Yousef, almost five years old now, clung to his mother’s thobe, peeking from behind Dalia’s hips at the feasting light-skinned foreigners in helmets. Among the soldiers was a man named Moshe, who believed himself to be on a mission from God. He ate, watching Dalia move with Ismael at her bosom and Yousef at her legs as she served the food. His eyes kept returning to her and his thoughts filtered all sound extraneous to the clinking of her remaining ankle bracelet.

After the feast, the soldiers departed in the chilling silence with which they ate, leaving behind a trail of contempt. In the shiver of that omen, the people of Ein Hod, individually and collectively, prayed for the rest of the day, putting their fate in the hands of Allah before laying down to sleeplessness. The next morning, July 24, Israel launched a massive artillery and aerial bombardment of the villages. The Associated Press reported that Israeli planes and infantry had violated the Palestinian truce by the unprovoked attack, and bombs rained as Dalia ran from shelter to shelter with terror-stricken Yousef and a screaming baby Ismael.

The village was laid to ruin and Dalia lost all but two sisters that day. The father who had burned her hand lay charred in the same town square. It had taken only hours for the world to turn upside down and for Ismael to cry himself to exhaustion. Dalia kept him clutched to her chest, afraid to lay him down despite the heavy load. Like her, other survivors roamed in a wordless haze. It was a rotten quietude, devoid of fury, love, despair, or even fear. Dalia surveyed the land, burnt, lifeless. She was aware of an itch just behind her left knee, and she concentrated on it but could not will herself to reach for it.

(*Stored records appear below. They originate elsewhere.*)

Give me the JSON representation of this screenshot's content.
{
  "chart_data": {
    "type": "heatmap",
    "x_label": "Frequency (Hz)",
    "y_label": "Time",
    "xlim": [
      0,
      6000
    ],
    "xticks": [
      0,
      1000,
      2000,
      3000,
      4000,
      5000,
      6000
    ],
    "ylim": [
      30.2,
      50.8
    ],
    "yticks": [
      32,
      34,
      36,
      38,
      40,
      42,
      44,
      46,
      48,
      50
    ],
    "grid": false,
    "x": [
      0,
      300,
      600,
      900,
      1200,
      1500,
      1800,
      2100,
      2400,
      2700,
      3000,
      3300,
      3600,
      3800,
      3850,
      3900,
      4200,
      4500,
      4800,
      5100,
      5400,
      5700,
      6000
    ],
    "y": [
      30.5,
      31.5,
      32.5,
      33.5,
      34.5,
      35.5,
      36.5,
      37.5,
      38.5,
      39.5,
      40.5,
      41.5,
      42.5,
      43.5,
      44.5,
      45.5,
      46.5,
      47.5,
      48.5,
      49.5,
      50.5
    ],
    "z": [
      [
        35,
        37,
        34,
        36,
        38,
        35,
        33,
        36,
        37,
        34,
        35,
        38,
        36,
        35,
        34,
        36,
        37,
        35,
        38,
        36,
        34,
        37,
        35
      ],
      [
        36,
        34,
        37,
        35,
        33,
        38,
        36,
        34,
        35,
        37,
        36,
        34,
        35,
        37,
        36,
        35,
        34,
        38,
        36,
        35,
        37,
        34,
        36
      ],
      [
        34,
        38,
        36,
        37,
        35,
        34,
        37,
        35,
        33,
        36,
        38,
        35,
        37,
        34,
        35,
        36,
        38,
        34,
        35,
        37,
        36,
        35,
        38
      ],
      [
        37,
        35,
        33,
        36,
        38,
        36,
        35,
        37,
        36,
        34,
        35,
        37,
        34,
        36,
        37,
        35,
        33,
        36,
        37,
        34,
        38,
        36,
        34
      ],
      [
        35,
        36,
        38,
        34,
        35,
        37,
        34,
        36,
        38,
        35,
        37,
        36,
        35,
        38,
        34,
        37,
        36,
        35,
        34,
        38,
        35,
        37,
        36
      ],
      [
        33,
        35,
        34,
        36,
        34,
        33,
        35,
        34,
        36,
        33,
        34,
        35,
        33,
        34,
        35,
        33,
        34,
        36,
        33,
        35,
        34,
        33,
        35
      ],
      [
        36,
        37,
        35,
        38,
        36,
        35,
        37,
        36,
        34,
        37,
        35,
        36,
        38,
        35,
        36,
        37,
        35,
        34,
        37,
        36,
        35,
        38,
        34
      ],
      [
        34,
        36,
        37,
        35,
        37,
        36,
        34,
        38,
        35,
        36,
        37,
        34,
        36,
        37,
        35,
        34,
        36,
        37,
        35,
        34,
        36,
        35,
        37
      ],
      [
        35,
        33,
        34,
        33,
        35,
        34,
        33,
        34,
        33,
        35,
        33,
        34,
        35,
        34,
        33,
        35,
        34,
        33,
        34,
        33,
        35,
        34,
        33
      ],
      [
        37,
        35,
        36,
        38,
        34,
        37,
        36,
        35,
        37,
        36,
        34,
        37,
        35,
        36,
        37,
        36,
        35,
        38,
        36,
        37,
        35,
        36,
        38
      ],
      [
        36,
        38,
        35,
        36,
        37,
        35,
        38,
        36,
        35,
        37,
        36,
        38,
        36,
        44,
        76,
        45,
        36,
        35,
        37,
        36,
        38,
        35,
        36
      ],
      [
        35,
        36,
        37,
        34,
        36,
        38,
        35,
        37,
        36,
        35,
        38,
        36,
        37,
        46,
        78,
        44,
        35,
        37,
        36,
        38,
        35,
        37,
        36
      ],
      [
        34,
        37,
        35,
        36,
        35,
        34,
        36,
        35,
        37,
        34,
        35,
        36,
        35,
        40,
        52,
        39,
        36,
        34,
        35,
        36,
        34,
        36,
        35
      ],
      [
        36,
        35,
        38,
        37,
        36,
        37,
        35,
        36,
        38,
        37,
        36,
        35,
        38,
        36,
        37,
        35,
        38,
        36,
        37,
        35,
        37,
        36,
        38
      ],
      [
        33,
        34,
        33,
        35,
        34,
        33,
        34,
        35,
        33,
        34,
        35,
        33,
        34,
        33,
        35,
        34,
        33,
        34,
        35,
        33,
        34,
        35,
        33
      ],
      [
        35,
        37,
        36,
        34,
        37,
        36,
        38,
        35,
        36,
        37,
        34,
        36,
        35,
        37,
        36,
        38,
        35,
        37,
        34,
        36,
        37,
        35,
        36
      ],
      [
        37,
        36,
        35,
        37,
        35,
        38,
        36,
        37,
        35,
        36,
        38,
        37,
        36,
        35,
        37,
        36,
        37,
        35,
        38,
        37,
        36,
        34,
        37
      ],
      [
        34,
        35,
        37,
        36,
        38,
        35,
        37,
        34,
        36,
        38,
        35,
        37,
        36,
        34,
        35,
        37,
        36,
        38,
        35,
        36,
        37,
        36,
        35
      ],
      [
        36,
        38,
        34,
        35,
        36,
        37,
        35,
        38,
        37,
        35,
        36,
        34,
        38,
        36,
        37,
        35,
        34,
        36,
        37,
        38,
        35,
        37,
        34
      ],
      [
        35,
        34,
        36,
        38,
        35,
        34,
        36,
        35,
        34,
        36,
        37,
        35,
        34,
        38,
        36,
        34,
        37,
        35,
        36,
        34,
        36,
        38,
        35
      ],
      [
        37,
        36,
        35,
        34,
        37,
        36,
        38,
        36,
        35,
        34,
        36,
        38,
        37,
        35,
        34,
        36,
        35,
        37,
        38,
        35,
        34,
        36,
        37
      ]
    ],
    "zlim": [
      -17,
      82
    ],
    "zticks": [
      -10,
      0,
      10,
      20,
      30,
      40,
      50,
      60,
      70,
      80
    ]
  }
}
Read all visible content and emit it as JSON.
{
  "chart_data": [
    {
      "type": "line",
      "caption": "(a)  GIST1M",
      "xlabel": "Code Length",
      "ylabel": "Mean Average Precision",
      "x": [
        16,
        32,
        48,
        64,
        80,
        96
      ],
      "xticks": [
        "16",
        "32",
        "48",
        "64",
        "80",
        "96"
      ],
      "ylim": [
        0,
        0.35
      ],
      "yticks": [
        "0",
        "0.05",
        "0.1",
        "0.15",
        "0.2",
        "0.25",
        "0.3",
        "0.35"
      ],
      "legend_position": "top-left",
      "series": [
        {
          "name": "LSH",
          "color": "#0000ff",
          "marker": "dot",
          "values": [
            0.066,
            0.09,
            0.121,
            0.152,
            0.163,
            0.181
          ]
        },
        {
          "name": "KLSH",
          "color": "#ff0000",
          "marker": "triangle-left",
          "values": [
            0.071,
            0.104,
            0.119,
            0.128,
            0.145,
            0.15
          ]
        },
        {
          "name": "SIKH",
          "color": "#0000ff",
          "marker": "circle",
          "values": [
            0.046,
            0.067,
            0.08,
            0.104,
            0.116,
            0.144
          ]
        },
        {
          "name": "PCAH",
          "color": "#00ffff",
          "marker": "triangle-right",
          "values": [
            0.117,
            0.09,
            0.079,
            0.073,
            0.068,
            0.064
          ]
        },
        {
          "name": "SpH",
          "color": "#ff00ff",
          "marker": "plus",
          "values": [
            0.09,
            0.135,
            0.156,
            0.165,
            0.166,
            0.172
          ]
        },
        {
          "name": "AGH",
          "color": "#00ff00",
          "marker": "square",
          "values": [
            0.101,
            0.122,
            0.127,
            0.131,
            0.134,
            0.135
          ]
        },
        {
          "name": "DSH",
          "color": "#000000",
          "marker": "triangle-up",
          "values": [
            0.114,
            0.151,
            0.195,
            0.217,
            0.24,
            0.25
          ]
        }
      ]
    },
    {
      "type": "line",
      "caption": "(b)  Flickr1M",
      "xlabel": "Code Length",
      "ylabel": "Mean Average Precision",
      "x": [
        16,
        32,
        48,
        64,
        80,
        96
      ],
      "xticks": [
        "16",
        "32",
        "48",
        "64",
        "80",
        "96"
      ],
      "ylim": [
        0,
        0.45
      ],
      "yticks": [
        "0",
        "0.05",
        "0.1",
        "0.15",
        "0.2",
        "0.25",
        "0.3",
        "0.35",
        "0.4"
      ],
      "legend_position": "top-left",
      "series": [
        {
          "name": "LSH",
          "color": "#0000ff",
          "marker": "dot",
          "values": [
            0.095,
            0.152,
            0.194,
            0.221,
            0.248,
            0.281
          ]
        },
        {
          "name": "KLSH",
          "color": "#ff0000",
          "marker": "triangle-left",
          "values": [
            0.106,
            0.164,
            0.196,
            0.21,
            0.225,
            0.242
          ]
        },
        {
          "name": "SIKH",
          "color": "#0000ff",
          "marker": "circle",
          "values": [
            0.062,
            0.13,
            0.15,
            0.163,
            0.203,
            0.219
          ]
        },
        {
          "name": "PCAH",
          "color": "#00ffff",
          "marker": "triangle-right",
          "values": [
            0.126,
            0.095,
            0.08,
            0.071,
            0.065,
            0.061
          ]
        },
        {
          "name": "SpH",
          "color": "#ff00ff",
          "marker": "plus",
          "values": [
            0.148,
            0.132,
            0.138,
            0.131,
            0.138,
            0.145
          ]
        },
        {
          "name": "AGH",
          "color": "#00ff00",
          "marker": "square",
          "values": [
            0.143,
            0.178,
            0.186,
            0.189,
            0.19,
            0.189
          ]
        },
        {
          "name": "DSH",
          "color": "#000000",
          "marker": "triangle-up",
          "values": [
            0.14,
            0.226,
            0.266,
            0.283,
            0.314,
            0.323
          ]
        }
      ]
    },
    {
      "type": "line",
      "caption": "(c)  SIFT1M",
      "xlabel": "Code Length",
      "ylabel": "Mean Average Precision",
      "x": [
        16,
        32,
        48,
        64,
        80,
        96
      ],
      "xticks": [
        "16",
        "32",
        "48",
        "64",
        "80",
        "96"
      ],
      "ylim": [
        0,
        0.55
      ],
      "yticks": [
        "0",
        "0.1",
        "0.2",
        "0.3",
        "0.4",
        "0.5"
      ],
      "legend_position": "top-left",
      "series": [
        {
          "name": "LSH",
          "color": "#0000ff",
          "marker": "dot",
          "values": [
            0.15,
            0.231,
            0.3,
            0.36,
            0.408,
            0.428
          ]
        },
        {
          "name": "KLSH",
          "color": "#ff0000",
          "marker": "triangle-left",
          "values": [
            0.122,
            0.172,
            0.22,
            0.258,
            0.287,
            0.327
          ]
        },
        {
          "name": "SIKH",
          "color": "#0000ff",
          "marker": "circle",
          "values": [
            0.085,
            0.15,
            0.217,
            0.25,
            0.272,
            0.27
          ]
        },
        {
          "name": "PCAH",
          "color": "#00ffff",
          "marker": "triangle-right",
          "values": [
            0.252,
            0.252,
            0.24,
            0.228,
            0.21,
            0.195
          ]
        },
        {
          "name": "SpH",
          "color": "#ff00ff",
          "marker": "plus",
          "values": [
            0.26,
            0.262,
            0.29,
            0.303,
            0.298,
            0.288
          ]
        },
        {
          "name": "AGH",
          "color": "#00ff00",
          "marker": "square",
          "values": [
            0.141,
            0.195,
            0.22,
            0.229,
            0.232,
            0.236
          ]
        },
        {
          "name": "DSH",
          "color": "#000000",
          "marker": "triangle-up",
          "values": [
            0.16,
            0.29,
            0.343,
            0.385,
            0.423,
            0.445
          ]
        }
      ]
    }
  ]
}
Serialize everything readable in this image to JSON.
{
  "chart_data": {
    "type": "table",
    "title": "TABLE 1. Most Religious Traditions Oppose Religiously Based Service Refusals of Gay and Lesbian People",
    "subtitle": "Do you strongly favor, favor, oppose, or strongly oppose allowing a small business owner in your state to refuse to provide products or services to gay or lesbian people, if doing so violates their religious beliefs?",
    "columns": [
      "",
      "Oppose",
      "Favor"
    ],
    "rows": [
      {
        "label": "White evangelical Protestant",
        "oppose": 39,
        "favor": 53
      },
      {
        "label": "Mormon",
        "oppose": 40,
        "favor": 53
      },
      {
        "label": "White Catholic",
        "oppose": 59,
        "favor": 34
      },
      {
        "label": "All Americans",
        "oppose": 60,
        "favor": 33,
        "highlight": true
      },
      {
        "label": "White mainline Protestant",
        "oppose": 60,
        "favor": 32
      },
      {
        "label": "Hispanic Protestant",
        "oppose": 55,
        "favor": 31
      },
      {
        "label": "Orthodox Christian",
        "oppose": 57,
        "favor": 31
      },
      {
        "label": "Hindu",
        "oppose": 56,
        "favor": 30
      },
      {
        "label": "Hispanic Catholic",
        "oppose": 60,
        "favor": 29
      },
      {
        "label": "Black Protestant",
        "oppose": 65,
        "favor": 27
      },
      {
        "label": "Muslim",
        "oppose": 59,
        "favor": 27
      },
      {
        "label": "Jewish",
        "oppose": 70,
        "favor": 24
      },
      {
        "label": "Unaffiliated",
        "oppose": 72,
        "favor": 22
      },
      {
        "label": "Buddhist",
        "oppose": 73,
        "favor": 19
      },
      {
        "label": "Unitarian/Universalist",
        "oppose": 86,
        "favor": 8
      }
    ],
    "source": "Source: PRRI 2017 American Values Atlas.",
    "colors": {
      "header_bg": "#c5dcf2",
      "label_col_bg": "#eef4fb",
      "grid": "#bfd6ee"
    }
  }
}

Hasan had been in the stables when the bombing began and ran to collect his family as soon as he could. He found Dalia frozen in the awesome silence of the aftermath. Her rigid posture, unblinking eyes, and tight clutch around Ismael frightened him. “Dalia!” he called, running to her. She didn’t move.

Closer now, Hasan’s heart pulled him to his knees, where Yousef ’s little legs trembled violently and his little hands gripped tightly to Dalia’s thobe.

“Baba!” Yousef cried with relief at the sight of his father. His voice in the silence made Dalia blink.

“Come here, habibi.” Hasan lifted his son, rising in fear because Dalia still had not moved. Yousef ’s desperate grip found its way around his father’s neck, and Hasan saw that his son’s pants were muddied with feces and urine.

“Darweesh! Yaba!” Hasan called out to his brother and Yehya for help, but Haj Salem arrived first. “Hisbi Allah wa niaamal wakeel, God curse them for this. God curse the Jews to hell,” Haj Salem could only whisper upon seeing Dalia in her state. “She’s going to break her teeth clenching them that way. Hasan, give me the boy and you carry your wife.”

But Yousef wouldn’t let go. Wouldn’t open his eyes. His arms, legs, fear, and soiled pants were securely fastened to Hasan—his refuge. Just then Darweesh arrived and Hasan called to him, “Brother, carry Dalia. The east wing of the house is still intact.” Darweesh lifted Dalia, Ismael still at her chest. She was blinking now, absorbing her view of a flawless blue sky—
How pretty and clear
—until Darweesh carried her inside and all she could see was the plastered ceiling of her home.
My Ismael is safe in my arms. And there is Yousef, safe in his father’s. A bad dream, was it?